HOW CHINA’S CORONAVIRUS HAS SPREAD
The vast majority of confirmed infections of the Wuhan coronavirus have been diagnosed in China.
But more than 25 countries or territories outside of the mainland have also declared infections:
- Belgium: 1 case, first case February 4
- Spain: 1 case, first case January 31
- Sweden: 1 case, first case January 31
- Russia: 2 cases, first case January 31
- UK: 2 cases, first case January 31
- India: 3 cases, first case January 30
- Philippines: 2 cases, first case January 30
- Italy: 2 cases, first case January 30
- Finland: 1 case, first case January 29
- United Arab Emirates: 5 cases, first case January 29
- Germany: 12 cases, first case Jan 27
- Sri Lanka: 1 case, first case Jan 27
- Cambodia: 1 case, first case Jan 27
- Canada: 4 cases, first case Jan 25
- Australia: 12 cases, first case Jan 25
- Malaysia: 10 cases, first case Jan 25
- France: 6 cases, first case January 24
- Nepal: 1 case, first case January 24
- Vietnam: 8 cases, first case Jan 24
- Singapore: 24 cases, first case January 23
- Macau: 10 cases, first case Jan 22
- Hong Kong: 15 cases, first case January 22
- Taiwan: 10 cases, first case Jan 21
- USA: 11 cases, first case January 20
- South Korea: 15 cases, first case January 20
- Japan: 20 cases, first case January 16
- Thailand: 25 cases, first case Jan 13
Experts say it is likely only the most seriously ill patients are seeking help and are therefore recorded – the vast majority will have only mild, cold-like symptoms. For those whose conditions do become more severe, there is a risk of developing pneumonia which can destroy the lungs and kill you.
Can the virus be cured?
The Wuhan coronavirus cannot currently be cured and it is proving difficult to contain.
Antibiotics do not work against viruses, so they are out of the question. Antiviral drugs can, but the process of understanding a virus then developing and producing drugs to treat it would take years and huge amounts of money.
No vaccine exists for the coronavirus yet and it’s not likely one will be developed in time to be of any use in this outbreak, for similar reasons to the above.
The National Institutes of Health in the US, and Baylor University in Waco, Texas, say they are working on a vaccine based on what they know about coronaviruses in general, using information from the SARS outbreak.
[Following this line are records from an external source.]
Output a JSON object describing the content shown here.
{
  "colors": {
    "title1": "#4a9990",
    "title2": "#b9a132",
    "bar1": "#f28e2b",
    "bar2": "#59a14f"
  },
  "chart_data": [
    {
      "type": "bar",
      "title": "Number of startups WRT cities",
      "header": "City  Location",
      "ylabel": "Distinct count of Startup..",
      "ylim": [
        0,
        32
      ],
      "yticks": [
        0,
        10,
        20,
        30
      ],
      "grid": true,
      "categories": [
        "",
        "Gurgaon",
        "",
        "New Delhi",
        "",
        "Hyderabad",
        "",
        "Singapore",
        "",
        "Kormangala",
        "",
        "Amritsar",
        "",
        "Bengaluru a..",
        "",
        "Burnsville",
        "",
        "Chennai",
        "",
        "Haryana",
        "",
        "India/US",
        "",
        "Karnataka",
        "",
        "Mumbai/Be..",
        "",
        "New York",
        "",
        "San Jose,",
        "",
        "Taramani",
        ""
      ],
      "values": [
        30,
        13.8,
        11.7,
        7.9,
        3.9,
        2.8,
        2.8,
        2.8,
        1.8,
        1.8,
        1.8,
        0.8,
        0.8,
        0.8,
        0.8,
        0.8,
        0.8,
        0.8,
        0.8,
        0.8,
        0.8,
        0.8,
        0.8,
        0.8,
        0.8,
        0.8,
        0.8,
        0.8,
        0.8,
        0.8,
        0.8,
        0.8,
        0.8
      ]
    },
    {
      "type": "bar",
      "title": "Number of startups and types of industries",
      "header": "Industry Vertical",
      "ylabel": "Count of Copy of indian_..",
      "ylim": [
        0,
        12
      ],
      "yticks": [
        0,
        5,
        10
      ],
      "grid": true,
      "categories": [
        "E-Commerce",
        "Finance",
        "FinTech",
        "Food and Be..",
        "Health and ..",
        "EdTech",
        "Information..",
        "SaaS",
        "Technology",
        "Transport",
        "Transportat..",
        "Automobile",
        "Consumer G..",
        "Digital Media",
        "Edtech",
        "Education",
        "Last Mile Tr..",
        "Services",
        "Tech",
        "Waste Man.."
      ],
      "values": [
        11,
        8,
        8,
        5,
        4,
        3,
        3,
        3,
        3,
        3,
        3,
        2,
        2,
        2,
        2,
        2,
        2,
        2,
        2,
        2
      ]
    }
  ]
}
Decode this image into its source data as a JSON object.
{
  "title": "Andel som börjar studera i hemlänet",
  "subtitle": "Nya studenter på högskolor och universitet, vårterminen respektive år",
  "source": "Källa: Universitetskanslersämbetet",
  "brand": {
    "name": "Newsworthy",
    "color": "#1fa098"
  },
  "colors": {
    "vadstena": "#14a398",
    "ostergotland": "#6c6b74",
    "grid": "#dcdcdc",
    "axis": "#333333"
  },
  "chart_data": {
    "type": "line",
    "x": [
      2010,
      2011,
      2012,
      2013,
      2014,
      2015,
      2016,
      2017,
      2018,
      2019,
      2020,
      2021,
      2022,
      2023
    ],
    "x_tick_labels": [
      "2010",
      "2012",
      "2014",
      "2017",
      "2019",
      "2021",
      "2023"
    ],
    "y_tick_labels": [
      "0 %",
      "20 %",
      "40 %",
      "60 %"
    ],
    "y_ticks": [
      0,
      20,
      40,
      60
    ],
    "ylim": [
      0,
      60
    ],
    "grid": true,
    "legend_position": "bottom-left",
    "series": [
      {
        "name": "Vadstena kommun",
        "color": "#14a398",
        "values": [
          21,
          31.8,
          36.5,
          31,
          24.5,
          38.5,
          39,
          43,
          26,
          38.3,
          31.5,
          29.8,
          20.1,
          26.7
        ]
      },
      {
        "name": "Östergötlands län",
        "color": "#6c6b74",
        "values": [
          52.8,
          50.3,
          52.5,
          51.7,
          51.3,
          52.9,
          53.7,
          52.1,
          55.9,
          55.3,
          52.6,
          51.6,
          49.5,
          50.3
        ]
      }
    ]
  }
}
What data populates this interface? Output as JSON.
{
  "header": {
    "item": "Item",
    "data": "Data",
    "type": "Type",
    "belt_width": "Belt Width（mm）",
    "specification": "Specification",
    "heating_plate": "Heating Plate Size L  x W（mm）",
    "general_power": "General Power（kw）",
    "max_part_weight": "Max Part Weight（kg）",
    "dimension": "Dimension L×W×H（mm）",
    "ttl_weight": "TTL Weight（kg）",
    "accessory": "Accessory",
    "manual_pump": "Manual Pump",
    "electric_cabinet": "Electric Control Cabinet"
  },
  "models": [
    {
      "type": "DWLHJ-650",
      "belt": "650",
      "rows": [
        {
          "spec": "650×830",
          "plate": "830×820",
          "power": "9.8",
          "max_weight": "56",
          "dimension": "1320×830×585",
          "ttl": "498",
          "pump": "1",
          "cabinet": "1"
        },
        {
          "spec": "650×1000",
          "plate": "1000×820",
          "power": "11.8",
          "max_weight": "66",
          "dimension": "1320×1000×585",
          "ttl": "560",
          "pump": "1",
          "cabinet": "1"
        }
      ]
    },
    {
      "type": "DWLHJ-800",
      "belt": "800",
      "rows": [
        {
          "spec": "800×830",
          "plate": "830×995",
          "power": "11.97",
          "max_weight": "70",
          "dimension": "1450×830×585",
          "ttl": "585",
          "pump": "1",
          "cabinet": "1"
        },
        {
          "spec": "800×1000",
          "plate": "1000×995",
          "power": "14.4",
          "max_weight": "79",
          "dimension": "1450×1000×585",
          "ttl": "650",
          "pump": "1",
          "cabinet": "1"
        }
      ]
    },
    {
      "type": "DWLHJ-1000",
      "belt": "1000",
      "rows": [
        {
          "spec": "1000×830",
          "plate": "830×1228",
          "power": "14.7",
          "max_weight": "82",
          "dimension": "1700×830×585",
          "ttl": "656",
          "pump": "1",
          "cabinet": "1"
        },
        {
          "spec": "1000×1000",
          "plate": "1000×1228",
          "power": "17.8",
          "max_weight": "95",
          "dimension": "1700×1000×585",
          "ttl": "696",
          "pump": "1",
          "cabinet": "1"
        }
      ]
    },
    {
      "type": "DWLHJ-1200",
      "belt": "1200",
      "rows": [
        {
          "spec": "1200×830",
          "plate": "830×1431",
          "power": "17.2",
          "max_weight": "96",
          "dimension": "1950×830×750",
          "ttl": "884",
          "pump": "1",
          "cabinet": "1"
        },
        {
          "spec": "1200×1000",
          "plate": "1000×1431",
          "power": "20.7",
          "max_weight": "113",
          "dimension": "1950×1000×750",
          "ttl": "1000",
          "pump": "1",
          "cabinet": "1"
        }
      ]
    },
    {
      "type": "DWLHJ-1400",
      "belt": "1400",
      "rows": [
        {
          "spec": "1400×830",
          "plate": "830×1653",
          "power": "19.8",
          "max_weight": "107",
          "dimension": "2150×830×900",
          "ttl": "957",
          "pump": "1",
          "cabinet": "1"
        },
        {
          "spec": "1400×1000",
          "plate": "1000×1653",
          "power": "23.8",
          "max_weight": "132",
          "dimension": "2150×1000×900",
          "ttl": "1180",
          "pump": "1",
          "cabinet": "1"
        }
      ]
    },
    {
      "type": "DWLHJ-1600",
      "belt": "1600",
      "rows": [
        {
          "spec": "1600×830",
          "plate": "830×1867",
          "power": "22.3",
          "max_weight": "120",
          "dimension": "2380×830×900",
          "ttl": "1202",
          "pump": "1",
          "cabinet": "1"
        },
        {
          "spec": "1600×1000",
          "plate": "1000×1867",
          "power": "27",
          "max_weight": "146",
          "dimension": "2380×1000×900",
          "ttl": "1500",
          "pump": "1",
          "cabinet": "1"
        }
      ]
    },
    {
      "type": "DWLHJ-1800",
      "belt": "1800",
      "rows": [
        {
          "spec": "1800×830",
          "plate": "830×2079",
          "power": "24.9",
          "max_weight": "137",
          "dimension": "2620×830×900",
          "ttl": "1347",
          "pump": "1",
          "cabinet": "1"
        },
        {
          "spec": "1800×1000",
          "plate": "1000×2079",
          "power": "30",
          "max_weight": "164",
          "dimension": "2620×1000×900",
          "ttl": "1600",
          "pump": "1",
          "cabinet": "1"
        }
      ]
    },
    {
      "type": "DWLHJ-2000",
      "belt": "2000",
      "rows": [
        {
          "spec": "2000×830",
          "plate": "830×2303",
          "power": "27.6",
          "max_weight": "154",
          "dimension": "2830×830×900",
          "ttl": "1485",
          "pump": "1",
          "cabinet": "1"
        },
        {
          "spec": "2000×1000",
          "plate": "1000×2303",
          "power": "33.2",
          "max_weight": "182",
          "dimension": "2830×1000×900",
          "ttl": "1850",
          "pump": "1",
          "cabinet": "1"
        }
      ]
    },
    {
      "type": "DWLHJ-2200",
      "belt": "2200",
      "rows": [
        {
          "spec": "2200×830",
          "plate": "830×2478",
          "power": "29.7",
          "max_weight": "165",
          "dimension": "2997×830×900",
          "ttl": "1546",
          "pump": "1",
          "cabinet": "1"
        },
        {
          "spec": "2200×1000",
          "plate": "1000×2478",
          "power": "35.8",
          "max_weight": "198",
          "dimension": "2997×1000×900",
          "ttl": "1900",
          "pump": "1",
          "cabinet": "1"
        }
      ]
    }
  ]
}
But this may take a year or more to develop, according to Pharmaceutical Technology .
Currently, governments and health authorities are working to contain the virus and to care for patients who are sick and stop them infecting other people.
People who catch the illness are being quarantined in hospitals, where their symptoms can be treated and they will be away from the uninfected public.
And airports around the world are putting in place screening measures such as having doctors on-site, taking people’s temperatures to check for fevers and using thermal screening to spot those who might be ill (infection causes a raised temperature).
However, it can take weeks for symptoms to appear, so there is only a small likelihood that patients will be spotted up in an airport.
Is this outbreak an epidemic or a pandemic?
The outbreak has not officially been confirmed as either an epidemic or a pandemic yet. This is likely because, despite the global concern, the number of people who have been confirmed to be infected is still relatively low.
A pandemic is defined by the World Health Organization as the ‘worldwide spread of a new disease’.
An epidemic is when a disease takes hold of a smaller community, such as a single country, region or continent.